A New Zápotek in Brooklyn

The great Czech in action

Emil Zápotek (1922-2000) was an amazing runner and an extraordinary, giving, selfless human being. Living and running behind the Iron Curtain the Czeck managed to impress his fellow elite runners, and everyone who met him. According to Running Times he was simply ‘the most beloved Czeck athlete ever’. In his excellent book Born to Run Christopher McDougall wonders whether the capacity to love well and to run well are related. McDougall seems to think so, and Zápotek serves as a key witness for that argument.

I thought of Zápotek the other day when my good friend Tomas ran an excellent PR of 2:59 on the North Central Trail Marathon outside Baltimore. Tomas, too, is Czech. He, too, is an impressive runner and a person you always want on your side and your team. In my book I describe how my old grad school friend inspired, prepared and accompanied me for my first marathon along the New Jersey coast line 2007. Seriously, if anyone can be blamed for my running love/obsession, it’s Kellner.

At first he was a solid, even runner, an inspiration to me and our running friends Cécile and Andy. But after turning 40 Tomas really found his groove, his speed and amazing capacity to run long, fast and focused.

So here’s a man who is raising three kids, working hard, and running each day before the sun rises. This year –shortly after guiding a blind runner during the NYC Marathon in under 4 hours– he hosted a wonderful Thanksgiving dinner in Brooklyn. To then teach of all us a lesson two days later, with that beautiful, evenly run 2:59. Afterward he sent us an email which I don’t think he’ll mind me quoting: ‘I’m still dumbstruck. It went by so fast.’

No kidding.

Just another marathon for Kellner (NYC 2009)

So this is a good time to post the last Why We Run under ‘Inspirations’. Here it is.



It may sound simplistic but for me running has become a physical addiction. I don’t function well if I miss my morning six-mile constitutional, and if I do I keep looking for a hole for the rest of the day to squeeze a run in, even a quick one. Running puts me at peace, clears my mind, lets me think, focus. There is something magical about pushing yourself hard at the crack of dawn through empty city streets, deserted parks or along a country road. You feel like the world belongs to you. Add the adrenaline rush of running at a fast clip and there is no escaping. You get hooked for life.

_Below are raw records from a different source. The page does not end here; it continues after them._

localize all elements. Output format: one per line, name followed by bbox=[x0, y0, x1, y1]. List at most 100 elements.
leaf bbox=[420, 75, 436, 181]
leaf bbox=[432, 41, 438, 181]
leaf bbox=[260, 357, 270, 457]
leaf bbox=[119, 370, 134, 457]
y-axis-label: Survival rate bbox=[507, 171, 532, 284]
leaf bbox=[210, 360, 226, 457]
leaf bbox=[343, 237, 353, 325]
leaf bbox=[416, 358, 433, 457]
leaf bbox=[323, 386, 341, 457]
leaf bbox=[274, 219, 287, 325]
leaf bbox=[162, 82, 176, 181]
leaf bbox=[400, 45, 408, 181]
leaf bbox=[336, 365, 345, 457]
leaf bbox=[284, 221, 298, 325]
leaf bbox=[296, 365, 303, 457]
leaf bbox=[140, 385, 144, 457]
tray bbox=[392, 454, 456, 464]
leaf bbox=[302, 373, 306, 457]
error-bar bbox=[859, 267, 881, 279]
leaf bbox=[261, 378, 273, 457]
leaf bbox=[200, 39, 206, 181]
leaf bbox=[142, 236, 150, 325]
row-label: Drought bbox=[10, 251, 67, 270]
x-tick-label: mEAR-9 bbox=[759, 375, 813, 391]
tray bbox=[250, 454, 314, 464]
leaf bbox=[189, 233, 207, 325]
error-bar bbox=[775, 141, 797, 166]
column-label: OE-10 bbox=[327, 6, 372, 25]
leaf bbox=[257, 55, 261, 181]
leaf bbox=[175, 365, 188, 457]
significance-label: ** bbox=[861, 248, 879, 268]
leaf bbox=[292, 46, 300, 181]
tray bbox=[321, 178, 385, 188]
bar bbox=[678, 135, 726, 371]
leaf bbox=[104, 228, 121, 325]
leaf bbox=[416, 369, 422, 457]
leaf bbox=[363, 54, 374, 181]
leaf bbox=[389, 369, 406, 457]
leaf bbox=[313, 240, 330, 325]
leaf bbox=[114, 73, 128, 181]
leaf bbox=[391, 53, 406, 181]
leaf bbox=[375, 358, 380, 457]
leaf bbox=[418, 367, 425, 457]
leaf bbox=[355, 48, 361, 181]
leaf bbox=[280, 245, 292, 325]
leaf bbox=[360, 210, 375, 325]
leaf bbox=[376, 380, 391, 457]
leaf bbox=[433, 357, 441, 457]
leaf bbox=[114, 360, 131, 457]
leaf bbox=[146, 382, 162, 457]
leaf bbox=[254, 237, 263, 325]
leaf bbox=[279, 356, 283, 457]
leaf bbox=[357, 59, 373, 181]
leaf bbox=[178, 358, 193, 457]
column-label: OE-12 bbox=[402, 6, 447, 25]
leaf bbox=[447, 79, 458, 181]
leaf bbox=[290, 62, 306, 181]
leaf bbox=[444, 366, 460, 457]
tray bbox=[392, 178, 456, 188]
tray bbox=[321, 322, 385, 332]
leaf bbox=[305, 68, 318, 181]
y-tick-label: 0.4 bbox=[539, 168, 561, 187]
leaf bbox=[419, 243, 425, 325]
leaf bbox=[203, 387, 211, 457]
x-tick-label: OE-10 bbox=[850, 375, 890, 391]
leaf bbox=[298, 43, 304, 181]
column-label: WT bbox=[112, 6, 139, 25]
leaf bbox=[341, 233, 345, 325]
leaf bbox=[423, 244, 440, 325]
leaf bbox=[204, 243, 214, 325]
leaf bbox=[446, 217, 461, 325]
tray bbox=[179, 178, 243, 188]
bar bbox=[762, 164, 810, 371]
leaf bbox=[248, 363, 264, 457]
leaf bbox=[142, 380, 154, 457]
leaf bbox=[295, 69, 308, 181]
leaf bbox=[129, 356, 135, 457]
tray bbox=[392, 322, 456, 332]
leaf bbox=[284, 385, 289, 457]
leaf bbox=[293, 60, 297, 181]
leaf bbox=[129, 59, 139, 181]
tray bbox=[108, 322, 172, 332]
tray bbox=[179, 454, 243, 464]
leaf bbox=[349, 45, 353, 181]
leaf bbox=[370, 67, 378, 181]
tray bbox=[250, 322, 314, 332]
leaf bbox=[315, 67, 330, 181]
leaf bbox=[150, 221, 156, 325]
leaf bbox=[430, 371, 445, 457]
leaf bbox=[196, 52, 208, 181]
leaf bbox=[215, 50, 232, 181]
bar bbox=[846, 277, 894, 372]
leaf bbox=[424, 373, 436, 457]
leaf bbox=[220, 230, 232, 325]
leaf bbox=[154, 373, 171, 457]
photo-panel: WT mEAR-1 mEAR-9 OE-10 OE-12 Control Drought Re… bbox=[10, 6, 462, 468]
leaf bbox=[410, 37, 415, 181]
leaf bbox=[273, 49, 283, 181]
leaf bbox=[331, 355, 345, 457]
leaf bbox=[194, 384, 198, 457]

Incidentally, running is also a great way to discover your city or learn about and visit a new place. I’ve just clocked 70 miles in central Kiev. Know anyone who needs a guide?

*As I was writing my book I asked my running friends: Why do you run? Their answers varied wildly. Put together they provide a pretty good answer to the ultimate question that is at the heart of my book. In the end I was unable to include these thoughtful, honest answers in De rennende Hollander. During the coming weeks I will publish them here, one a day, with minimal editing. Re-reading these words provides me with new inspiration every time.

Kellner, Van H, Rasmussen (NYC 2007)


3 thoughts on “A New Zápotek in Brooklyn

  1. D., I sincerely appreciate what you wrote. You bring tears to my eyes (yes, running is an emotional sport and you can’t just blame everything on dopamine.) I’ll be forever glad to be your inspiration, but I would be forever stuck in the dreadful 3:30s if you and Cecile did not show me what is possible. I also have to mention Aimee since without her and the Kellners and their support, this passion of mine would not be possible. And now that Eva can run a 5-miler with sub-10 splits, we may soon have a new Eurotrash member!